Laymen (heck, reporters too) sometimes confuse the various kinds of attorneys general in the U.S. Justice Department.
There is the attorney general of the United States in Washington, D.C. That would be, most recently, Alberto Gonzales, who took office in 2005 and resigned this week.
There is the United States attorney for the Western District of Tennessee, a position appointed by the president. That would be David Kustoff.
And there are assistant United States attorneys in each state. Some of them are career prosecutors. That would include Tim DiScenza, who prosecuted and convicted John Ford and the Tennessee Waltz defendants.
Then there is Bud Cummins.
Cummins used to be the U.S. attorney in Little Rock. He came over to Memphis a few years ago and prosecuted former Shelby County medical examiner O.C. Smith. But his real claim to fame is getting fired by Karl Rove, adviser to President George Bush.
Cummins is one of the "fired U.S. attorneys" that cost Gonzales his job. He was asked to quit on June 5th, 2006, so that former Rove aide J. Timothy Griffin could take his place. He left last December, and he started appearing on CNN early in 2007, when Democrats went public with their charges that Bush and Rove were trying to politically influence the Justice Department. Cummins is a Republican, but he was deemed less politically useful than Griffin, who has since been replaced, too.
Cummins heard about the Gonzales resignation Monday morning.
"I can honestly say I don't take any personal satisfaction in it," he told the Flyer this week.
"It's a sad story," Cummins said. "There are probably a thousand reasons to admire Gonzales but also a great number of reasons to be disappointed in him. That cost him his credibility in a job where credibility is mandatory."
Cummins, now working as a consultant in Arkansas, declined to speak about Tennessee Waltz because he is not familiar with the facts in much detail. But he doesn't think the prosecutions of Ford and others are tainted.
"I know the quality of the professionals actually pursuing the individual investigations," he said. "I am not concerned that whatever political pressure was brought to bear has caused professional prosecutors to deviate from the nonpartisan pursuit of cases. But it has created an appearance of impropriety. And career professionals are paying a price for that."

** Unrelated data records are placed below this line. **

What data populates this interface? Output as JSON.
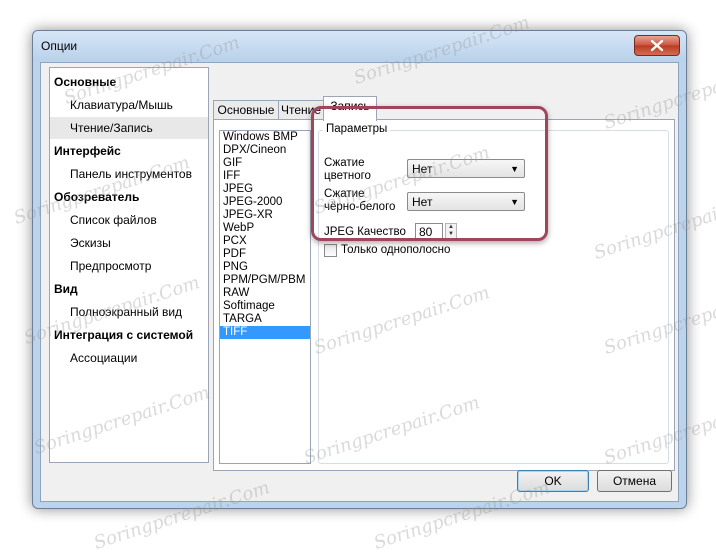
{
  "window": {
    "title": "Опции",
    "close_icon": "close-icon"
  },
  "nav": {
    "items": [
      {
        "label": "Основные",
        "level": "category"
      },
      {
        "label": "Клавиатура/Мышь",
        "level": "sub"
      },
      {
        "label": "Чтение/Запись",
        "level": "sub",
        "selected": true
      },
      {
        "label": "Интерфейс",
        "level": "category"
      },
      {
        "label": "Панель инструментов",
        "level": "sub"
      },
      {
        "label": "Обозреватель",
        "level": "category"
      },
      {
        "label": "Список файлов",
        "level": "sub"
      },
      {
        "label": "Эскизы",
        "level": "sub"
      },
      {
        "label": "Предпросмотр",
        "level": "sub"
      },
      {
        "label": "Вид",
        "level": "category"
      },
      {
        "label": "Полноэкранный вид",
        "level": "sub"
      },
      {
        "label": "Интеграция с системой",
        "level": "category"
      },
      {
        "label": "Ассоциации",
        "level": "sub"
      }
    ]
  },
  "tabs": [
    {
      "label": "Основные"
    },
    {
      "label": "Чтение"
    },
    {
      "label": "Запись",
      "active": true
    }
  ],
  "formats": [
    "Windows BMP",
    "DPX/Cineon",
    "GIF",
    "IFF",
    "JPEG",
    "JPEG-2000",
    "JPEG-XR",
    "WebP",
    "PCX",
    "PDF",
    "PNG",
    "PPM/PGM/PBM",
    "RAW",
    "Softimage",
    "TARGA",
    "TIFF"
  ],
  "selected_format": "TIFF",
  "params": {
    "legend": "Параметры",
    "color_compression": {
      "label_line1": "Сжатие",
      "label_line2": "цветного",
      "value": "Нет"
    },
    "bw_compression": {
      "label_line1": "Сжатие",
      "label_line2": "чёрно-белого",
      "value": "Нет"
    },
    "jpeg_quality": {
      "label": "JPEG Качество",
      "value": "80"
    },
    "single_strip": {
      "label": "Только однополосно",
      "checked": false
    }
  },
  "buttons": {
    "ok": "OK",
    "cancel": "Отмена"
  },
  "watermark": "Soringpcrepair.Com",
  "colors": {
    "highlight": "#a1455a",
    "selection": "#3399ff"
  }
}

Cummins said he never had any contact with Gonzales before or after June 2006, when he was notified that he was being replaced.
So, does that suggest that the attorney general of the United States and the president and his advisers take a hands-off approach to U.S. attorneys in Tennessee and Arkansas? No, it does not. That would defy common practice and common sense.
Kustoff, who replaced Terry Harris in 2005 after Tennessee Waltz broke in the news, is a former Bush campaign organizer in Tennessee. It is common practice for presidents to appoint U.S. attorneys from their own political party, but they generally do it at the beginning of their terms, not in the middle.
Common sense suggests that back in 2003, when the Tennessee Waltz began, the attorney general (John Ashcroft at the time) was apprised of a sting operation targeting state lawmakers in Tennessee. And that Gonzales was apprised when most of them turned out to be black Democrats.
At a press conference following the Ford sentencing, DiScenza said he has had no personal contact with Gonzales. Kustoff and the FBI special agent in charge, My Harrison, wouldn't say whether they were in contact with Gonzales or his assistants. They all said Ford's pending federal trial in Nashville is "not our case."
But that case cuts to the heart of Ford's consulting business with TennCare providers, and that is a matter of great local interest.
The public deserves better answers. As Cummins said, there is an appearance of impropriety. Memphis does not exist in a vacuum apart from Nashville and Washington. And the feds are short-changing us on the story.
John Branston is a Flyer senior editor.